Original entry on oeis.org

1, 1, 9, 457, 11213, 273347, 79439651, 5761023199, 277886746829, 33449007905699, 32197332748181219, 2322572170370125769, 3907895853135787075289, 657439531892484346088851, 63187594618979703535273733, 13660992716321028635960170769
Offset: 1

Author

Brian Lee Burtner, May 08 2024

Keywords

Comments

The numerators of the fraction F(n) = a(n)/A072044(n) may be generated directly by use of inclusion-exclusion; e.g., 1/4 + 1/9 + 1/25 - 1/225 - 1/100 - 1/36 + 1/900 = 9/25.
Following Euler, they may also be generated via products.
a(n)/A072044(n) -> 1 - 6/Pi^2 (provable via Euler, see references).

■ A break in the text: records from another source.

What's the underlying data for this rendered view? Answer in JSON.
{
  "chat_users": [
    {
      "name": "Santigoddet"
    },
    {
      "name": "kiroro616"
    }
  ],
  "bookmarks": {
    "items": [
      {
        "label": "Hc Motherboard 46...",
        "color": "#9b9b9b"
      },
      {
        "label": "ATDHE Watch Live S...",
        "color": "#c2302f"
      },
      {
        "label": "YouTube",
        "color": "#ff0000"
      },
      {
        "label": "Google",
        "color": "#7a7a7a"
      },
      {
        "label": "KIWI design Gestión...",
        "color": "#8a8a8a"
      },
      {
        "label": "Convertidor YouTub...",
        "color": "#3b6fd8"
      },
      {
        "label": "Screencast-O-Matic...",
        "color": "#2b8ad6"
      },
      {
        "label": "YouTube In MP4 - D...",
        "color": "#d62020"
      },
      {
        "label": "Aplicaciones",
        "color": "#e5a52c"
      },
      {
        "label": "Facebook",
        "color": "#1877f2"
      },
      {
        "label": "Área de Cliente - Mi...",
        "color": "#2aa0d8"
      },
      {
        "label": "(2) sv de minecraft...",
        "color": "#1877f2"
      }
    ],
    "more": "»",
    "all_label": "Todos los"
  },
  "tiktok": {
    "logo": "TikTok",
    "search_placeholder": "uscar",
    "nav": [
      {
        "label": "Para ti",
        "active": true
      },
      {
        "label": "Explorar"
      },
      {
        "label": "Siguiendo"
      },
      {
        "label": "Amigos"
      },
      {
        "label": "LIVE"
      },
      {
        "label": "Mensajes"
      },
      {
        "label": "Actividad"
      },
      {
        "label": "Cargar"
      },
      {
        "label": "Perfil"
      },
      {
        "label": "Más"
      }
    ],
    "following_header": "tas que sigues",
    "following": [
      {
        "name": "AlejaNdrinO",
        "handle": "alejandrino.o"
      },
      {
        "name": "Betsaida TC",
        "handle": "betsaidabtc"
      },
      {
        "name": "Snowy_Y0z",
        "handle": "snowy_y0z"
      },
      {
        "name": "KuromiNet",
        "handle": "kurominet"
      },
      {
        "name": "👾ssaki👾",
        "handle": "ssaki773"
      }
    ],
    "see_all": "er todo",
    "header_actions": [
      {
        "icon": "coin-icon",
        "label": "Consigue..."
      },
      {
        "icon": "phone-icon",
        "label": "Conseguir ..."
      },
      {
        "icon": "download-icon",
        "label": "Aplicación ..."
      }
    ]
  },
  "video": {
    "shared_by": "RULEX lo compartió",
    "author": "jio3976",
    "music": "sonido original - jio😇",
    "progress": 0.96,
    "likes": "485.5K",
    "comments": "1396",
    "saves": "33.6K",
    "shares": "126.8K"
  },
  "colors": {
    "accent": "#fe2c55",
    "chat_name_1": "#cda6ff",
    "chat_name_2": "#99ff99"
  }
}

This value is the supremal proportion of all rational number representations a/b that are reducible by some common factor (or, more broadly: the proportion of all pairs of integers a,b that are not coprime).
A072045(n)/A072044(n) gives the complementary proportion of all rational number representations that are irreducible by any prime factor of at most A000040(n). This analogously converges to 6/Pi^2, the infimal proportion of all rational number representations a/b that are simply irreducible.

Examples

			For n=3, 1 - (3/4)*(8/9)*(24/25) = 9/25.
Exactly 9/25 of all rational number representations are reducible by at least one prime factor of at most 5.
		

References

  • Leonhard Euler, Introductio In Analysin Infinitorum Vol 1, 1748, p. 474.

Crossrefs

Programs

  • Maple
    b:= proc(n) b(n):= `if`(n=0, 1, b(n-1)*(1-1/ithprime(n)^2)) end:
    a:= n-> numer(1-b(n)):
    seq(a(n), n=1..16);  # Alois P. Heinz, May 11 2024
  • Mathematica
    a[n_]:=Numerator[1-Product[1-1/Prime[k]^2,{k,n}]]; Array[a,16] (* Stefano Spezia, May 11 2024 *)
  • PARI
    a(n) = numerator(1 - prod(k=1, n, (prime(k)^2-1)/prime(k)^2)); \\ Michel Marcus, May 08 2024

Formula

a(n) = numerator(1 - Product_{k=1..n} (1 - 1/prime(k)^2)).